Canola (Brassica napus) is one of the top five oilseed crops grown worldwide, and the leading crop in Canada. Canola is a marketing term that stands for CANadian Oil, although some say it stands for CANadian Oil Low Acid.

History

In the past, rapeseed oil was often used for industrial purposes (only). It was cheap to produce, but you couldn’t eat it because it contained some harmful substances, such as erucaic acid and glucosinolates. Erucaic acid is a fatty acid that caused heart damage in some rat studies. Glucosinolates are bitter substances, which gave it a bitter taste.

A number of Canadian scientists wanted to modify rapeseed oil to make it edible, so they used selective breeding techniques to “create” seeds that contained less of these harmful bitter substances. That’s how canola was born.

Canola isn’t really a unique plant; it’s just a name for a form of rapeseed (Brassica napus) that contains less of these undesirable substances. Since 1995, the chemical giant Monsanto modified it to be resistant to the herbicide RoundUp. Nowadays about 90% of the canola in the world is genetically modified.

Production

Canola oil is extracted from the seeds of colza, not to be confused with rapeseed. Colza is an agricultural crop, rapeseed a native wild plant. Both species are grown on a large scale nowadays. In the United States, all rapeseed oil is marketed under the name Canola for marketing reasons, even if it is not produced from the Canola variant. This is because of the negative meaning of the word “rape”. In practice, the names are used interchangeably.

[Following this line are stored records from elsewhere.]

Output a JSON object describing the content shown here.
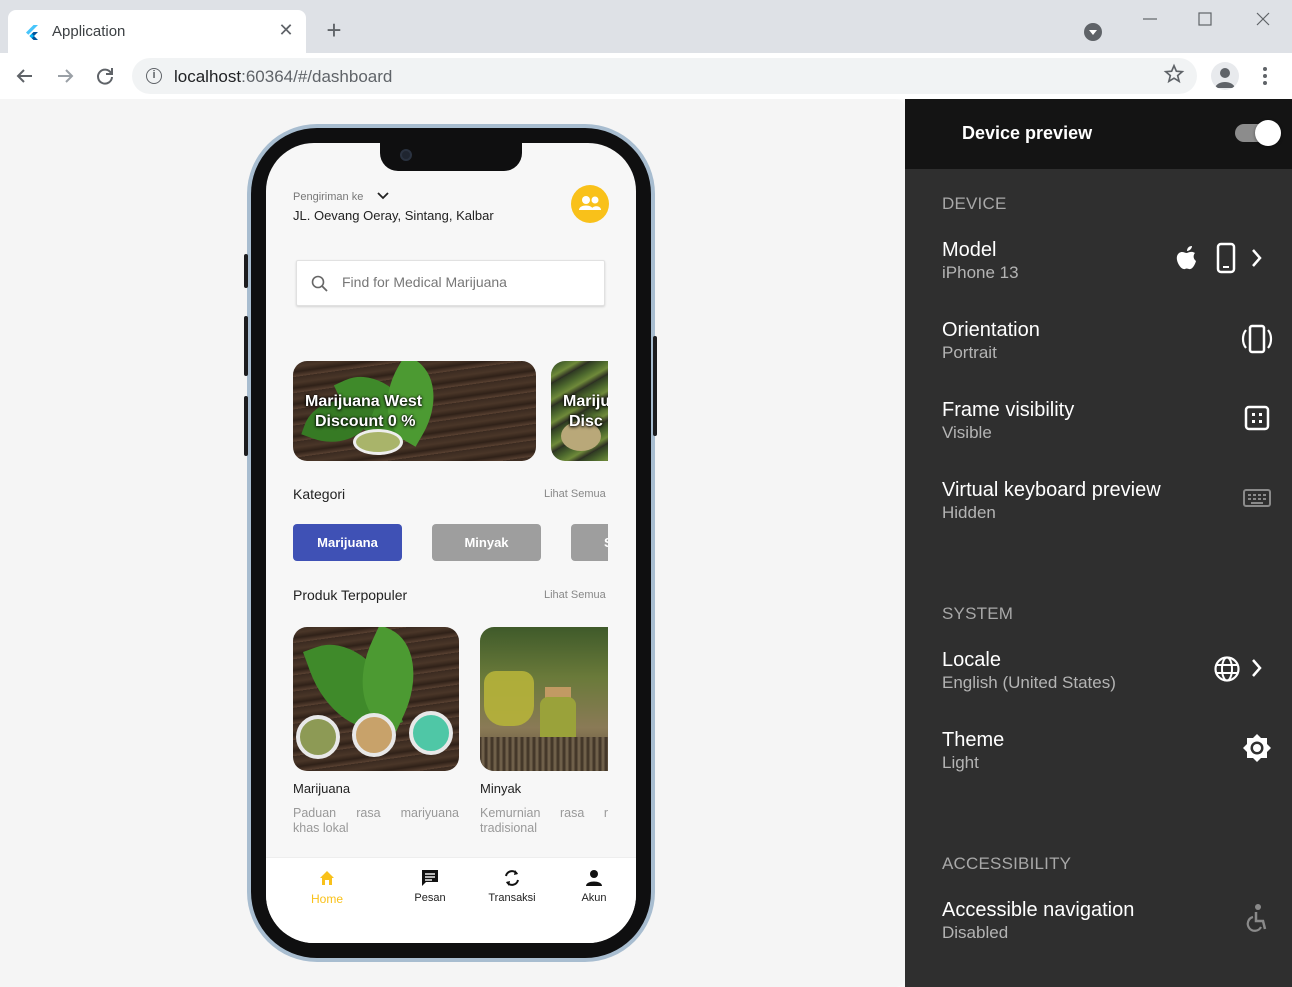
{
  "browser": {
    "tab_title": "Application",
    "url_host": "localhost",
    "url_path": ":60364/#/dashboard"
  },
  "app": {
    "deliver_label": "Pengiriman ke",
    "deliver_address": "JL. Oevang Oeray, Sintang, Kalbar",
    "search_placeholder": "Find for Medical Marijuana",
    "banners": [
      {
        "line1": "Marijuana West",
        "line2": "Discount 0 %"
      },
      {
        "line1": "Mariju",
        "line2": "Disc"
      }
    ],
    "categories_title": "Kategori",
    "see_all": "Lihat Semua",
    "categories": [
      {
        "label": "Marijuana",
        "color": "#3f51b5"
      },
      {
        "label": "Minyak",
        "color": "#9e9e9e"
      },
      {
        "label": "S",
        "color": "#9e9e9e"
      }
    ],
    "popular_title": "Produk Terpopuler",
    "products": [
      {
        "name": "Marijuana",
        "desc_line1": "Paduan rasa mariyuana",
        "desc_line2": "khas lokal"
      },
      {
        "name": "Minyak",
        "desc_line1": "Kemurnian rasa r",
        "desc_line2": "tradisional"
      }
    ],
    "bottom_nav": [
      {
        "label": "Home",
        "icon": "home-icon"
      },
      {
        "label": "Pesan",
        "icon": "chat-icon"
      },
      {
        "label": "Transaksi",
        "icon": "sync-icon"
      },
      {
        "label": "Akun",
        "icon": "person-icon"
      }
    ],
    "accent_color": "#f9c11a"
  },
  "device_preview": {
    "title": "Device preview",
    "enabled": true,
    "sections": {
      "device": "DEVICE",
      "system": "SYSTEM",
      "accessibility": "ACCESSIBILITY"
    },
    "model": {
      "title": "Model",
      "value": "iPhone 13"
    },
    "orientation": {
      "title": "Orientation",
      "value": "Portrait"
    },
    "frame": {
      "title": "Frame visibility",
      "value": "Visible"
    },
    "keyboard": {
      "title": "Virtual keyboard preview",
      "value": "Hidden"
    },
    "locale": {
      "title": "Locale",
      "value": "English (United States)"
    },
    "theme": {
      "title": "Theme",
      "value": "Light"
    },
    "accessible_nav": {
      "title": "Accessible navigation",
      "value": "Disabled"
    }
  }
}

Canola oil is a vegetable oil derived from a variety of rapeseed that is low in erucic acid, as opposed to colza oil. There are both edible and industrial forms produced from the seed of any of several cultivars of the plant family Brassicaceae. It is made from a form of seed that has been grown in such a way that it contains less of a number of bad substances.

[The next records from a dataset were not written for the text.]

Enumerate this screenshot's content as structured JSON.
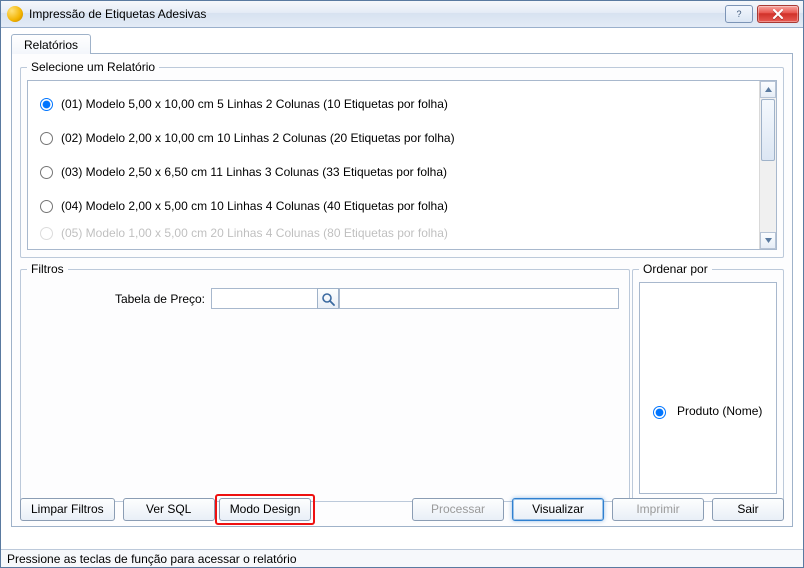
{
  "window": {
    "title": "Impressão de Etiquetas Adesivas"
  },
  "tabs": {
    "report": "Relatórios"
  },
  "report_select": {
    "legend": "Selecione um Relatório",
    "items": [
      "(01) Modelo 5,00 x 10,00 cm 5 Linhas 2 Colunas (10 Etiquetas por folha)",
      "(02) Modelo 2,00 x 10,00 cm 10 Linhas 2 Colunas (20 Etiquetas por folha)",
      "(03) Modelo 2,50 x 6,50 cm 11 Linhas 3 Colunas (33 Etiquetas por folha)",
      "(04) Modelo 2,00 x 5,00 cm 10 Linhas 4 Colunas (40 Etiquetas por folha)",
      "(05) Modelo 1,00 x 5,00 cm 20 Linhas 4 Colunas (80 Etiquetas por folha)"
    ],
    "selected_index": 0
  },
  "filters": {
    "legend": "Filtros",
    "price_table_label": "Tabela de Preço:",
    "price_table_code": "",
    "price_table_name": ""
  },
  "order": {
    "legend": "Ordenar por",
    "options": [
      "Produto (Nome)"
    ],
    "selected_index": 0
  },
  "buttons": {
    "clear_filters": "Limpar Filtros",
    "view_sql": "Ver SQL",
    "design_mode": "Modo Design",
    "process": "Processar",
    "preview": "Visualizar",
    "print": "Imprimir",
    "exit": "Sair"
  },
  "statusbar": "Pressione as teclas de função para acessar o relatório"
}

Canola oil is a vegetable oil extracted from the seeds of the Brassica napus. It contains relatively much erucic acid (40-50% of the fatty acid fraction) which makes the oil basically unsuitable for human consumption. As a foodstuff, it may contain practically no erucic acid. That is why varieties have been developed that contain little erucic acid (less than 0.5% to 1%) and a low glucosinolate content, making it suitable for human consumption.

Applications

Because of its light flavor, high smoke point, and smooth texture, canola oil is one of the most versatile cooking oils. You can use it in a number of dishes and cooking methods, like: As a cooking oil for sauteing, stir-frying, grilling, and baking. In salad dressings, sauces, and marinades.

Price Factors

The market is experiencing an increase in growth due to increasing demand because of its high nutrient content. Canola oil compromises a different fatty acid profile with low levels of saturated fatty acids and considerable levels of omega-3 and omega-8. Consumption therefore promotes good heart health. The global market is booming as it is a rich source of vitamin E as well, acting as an antioxidant that can protect the fat in the human body and proteins from free radicals. Primary factors for driving the market are increasing risk factors for cardiovascular diseases, shifting consumer focus and preference to healthy, low-fat oils. Increased use in products for skin and hair care is also expected to drive further growth.

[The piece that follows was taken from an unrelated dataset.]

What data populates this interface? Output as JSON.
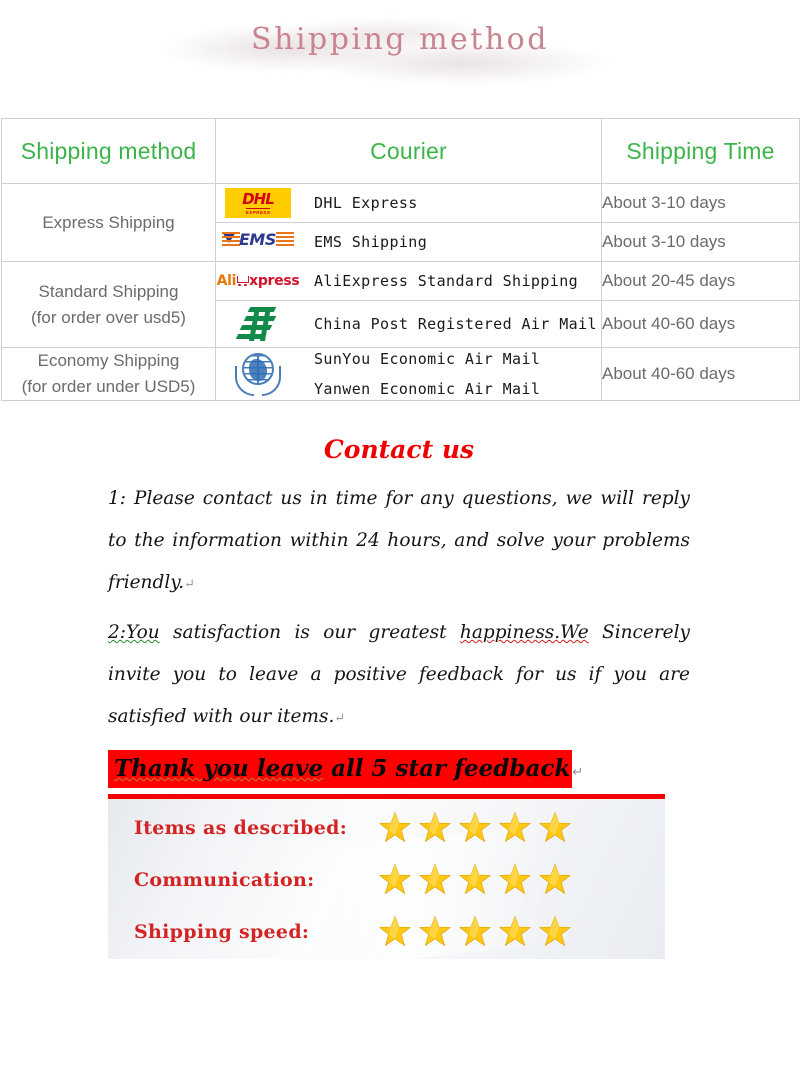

Research shows that soybean price and canola prices are highly correlated. The former is positively affected by a time trend variable, expected wholesale price of corn oil, expected real expenditures spent on food, expected variable cost of growing soybeans, and one-year lagged farm-level corn price, but negatively affected by one-year lagged soybean price, one-year lagged wheat price, and one-year lagged acreage of soybeans. The same, in general, applies to canola due to the correlation of both products.